/var/log/messages showing lots of CE Err=0x2000 even on unused banks (slots)

centos5linux-kernelmemory

I recently had to upgrade an old server (HP ML350G5) with used FBDIMM DDR2 RAM (could not get new ones where I live). After rebooting /var/log/messages has been plagued with CE Err=0x2000 errors but system appears to be stable. I'm guessing ECC is taking care of things.

What doesn't make sense is that error logs show the same error on all banks even though I am only using 2 slots (slot 0 and 3).

Installed RAM is compatible 2x4GB Kingstone modules running on Centos 5.5 32 bit. I was waiting for some available downtime to install a PAE kernel to take advantage of the 8GB but I was not expecting the errors.

Other posts suggest on running the a memtest but I wanted to share and see if others have experienced similar errors pointing to unused RAM slots.
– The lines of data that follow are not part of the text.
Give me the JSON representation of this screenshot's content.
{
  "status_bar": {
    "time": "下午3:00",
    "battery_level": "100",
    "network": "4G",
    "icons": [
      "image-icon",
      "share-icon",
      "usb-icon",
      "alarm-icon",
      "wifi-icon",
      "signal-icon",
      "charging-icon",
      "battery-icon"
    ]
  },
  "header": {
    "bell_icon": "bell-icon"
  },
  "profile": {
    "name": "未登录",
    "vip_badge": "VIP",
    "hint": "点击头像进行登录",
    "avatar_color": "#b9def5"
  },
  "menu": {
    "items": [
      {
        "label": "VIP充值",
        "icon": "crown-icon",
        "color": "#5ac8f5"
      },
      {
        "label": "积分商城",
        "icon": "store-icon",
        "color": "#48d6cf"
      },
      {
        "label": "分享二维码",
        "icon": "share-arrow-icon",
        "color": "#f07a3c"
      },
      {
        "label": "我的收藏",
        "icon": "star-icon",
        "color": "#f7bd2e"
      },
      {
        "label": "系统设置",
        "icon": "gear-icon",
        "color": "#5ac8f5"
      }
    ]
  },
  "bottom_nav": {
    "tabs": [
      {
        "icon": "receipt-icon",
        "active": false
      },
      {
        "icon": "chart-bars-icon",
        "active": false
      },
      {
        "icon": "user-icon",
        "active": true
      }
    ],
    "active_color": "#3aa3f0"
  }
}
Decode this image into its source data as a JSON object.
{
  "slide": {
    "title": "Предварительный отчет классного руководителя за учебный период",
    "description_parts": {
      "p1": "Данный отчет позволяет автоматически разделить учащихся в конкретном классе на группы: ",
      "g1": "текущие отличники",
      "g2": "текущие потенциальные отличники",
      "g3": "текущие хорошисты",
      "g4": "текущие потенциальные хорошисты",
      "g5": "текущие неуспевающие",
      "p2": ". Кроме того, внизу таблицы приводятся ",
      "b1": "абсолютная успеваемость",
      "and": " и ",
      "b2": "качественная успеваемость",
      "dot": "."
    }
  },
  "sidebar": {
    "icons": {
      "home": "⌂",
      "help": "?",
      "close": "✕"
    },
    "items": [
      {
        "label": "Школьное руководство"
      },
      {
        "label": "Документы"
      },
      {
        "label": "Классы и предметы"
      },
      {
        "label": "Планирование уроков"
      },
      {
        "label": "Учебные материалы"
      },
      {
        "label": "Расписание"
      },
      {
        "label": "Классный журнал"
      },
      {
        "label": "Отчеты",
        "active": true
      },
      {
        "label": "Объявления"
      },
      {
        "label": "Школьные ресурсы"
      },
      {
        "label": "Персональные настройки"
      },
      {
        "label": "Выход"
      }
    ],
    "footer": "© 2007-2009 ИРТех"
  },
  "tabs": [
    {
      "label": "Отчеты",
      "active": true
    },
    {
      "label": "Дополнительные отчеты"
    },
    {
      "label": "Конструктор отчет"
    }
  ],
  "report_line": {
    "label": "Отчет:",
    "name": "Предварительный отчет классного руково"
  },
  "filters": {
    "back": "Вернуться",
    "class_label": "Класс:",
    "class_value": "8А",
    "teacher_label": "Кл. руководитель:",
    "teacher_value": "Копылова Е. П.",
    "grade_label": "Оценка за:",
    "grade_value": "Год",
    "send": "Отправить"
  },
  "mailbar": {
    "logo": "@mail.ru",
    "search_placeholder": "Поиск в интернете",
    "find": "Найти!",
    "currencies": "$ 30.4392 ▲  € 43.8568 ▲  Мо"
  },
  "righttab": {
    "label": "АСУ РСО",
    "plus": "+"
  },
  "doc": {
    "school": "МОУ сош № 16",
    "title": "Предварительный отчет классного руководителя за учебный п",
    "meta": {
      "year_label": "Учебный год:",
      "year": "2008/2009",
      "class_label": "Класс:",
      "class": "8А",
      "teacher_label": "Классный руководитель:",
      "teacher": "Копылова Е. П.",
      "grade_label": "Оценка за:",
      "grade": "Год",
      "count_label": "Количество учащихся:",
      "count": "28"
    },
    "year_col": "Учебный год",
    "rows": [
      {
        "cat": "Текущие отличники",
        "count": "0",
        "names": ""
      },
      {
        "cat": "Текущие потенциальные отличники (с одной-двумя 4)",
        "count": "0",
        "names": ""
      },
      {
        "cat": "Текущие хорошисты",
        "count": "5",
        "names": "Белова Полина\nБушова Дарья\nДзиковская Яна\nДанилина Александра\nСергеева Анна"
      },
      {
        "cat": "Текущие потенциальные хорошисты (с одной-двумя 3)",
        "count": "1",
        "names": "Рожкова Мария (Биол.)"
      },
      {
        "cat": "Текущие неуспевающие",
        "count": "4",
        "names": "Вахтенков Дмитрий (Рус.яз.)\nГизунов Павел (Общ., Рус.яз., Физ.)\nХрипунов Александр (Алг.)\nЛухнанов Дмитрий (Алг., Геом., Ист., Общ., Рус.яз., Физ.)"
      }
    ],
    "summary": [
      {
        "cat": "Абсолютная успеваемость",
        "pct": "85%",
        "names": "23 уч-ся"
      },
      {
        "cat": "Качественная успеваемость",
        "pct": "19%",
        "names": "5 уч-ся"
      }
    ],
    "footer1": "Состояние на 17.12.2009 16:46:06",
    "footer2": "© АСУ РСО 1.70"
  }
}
Could the errors be related to having more RAM installed than what 32bit can take account for (without having a 64 bit or PAE kernel running)?

Error log sample follows.

Aug 14 21:00:35 umm kernel: EDAC MC0: CE row 0, channel 0, label "": (Branch=0 DRAM-Bank=4 RDWR=Read RAS=12405 CAS=506, CE Err=0x2000 (Correctable Non-Mirrored Demand Data ECC))

Aug 14 21:00:36 umm kernel: EDAC MC0: CE row 0, channel 0, label "": (Branch=0 DRAM-Bank=2 RDWR=Read RAS=3505 CAS=4, CE Err=0x2000 (Correctable Non-Mirrored Demand Data ECC))

Aug 14 21:00:37 umm kernel: EDAC MC0: CE row 0, channel 0, label "": (Branch=0 DRAM-Bank=6 RDWR=Read RAS=12404 CAS=504, CE Err=0x2000 (Correctable Non-Mirrored Demand Data ECC))


All DRAM-Bank= values appear on the logs (from 0 thru 7)

Best Answer

if you have not yet installed the PAE kernel then what kernel are you currently running???

the memtest may not identify the errors due to the memory being ECC memory

try running edac-util -v if there are any uncorrectable issues you will be able to identify the bad memory rows.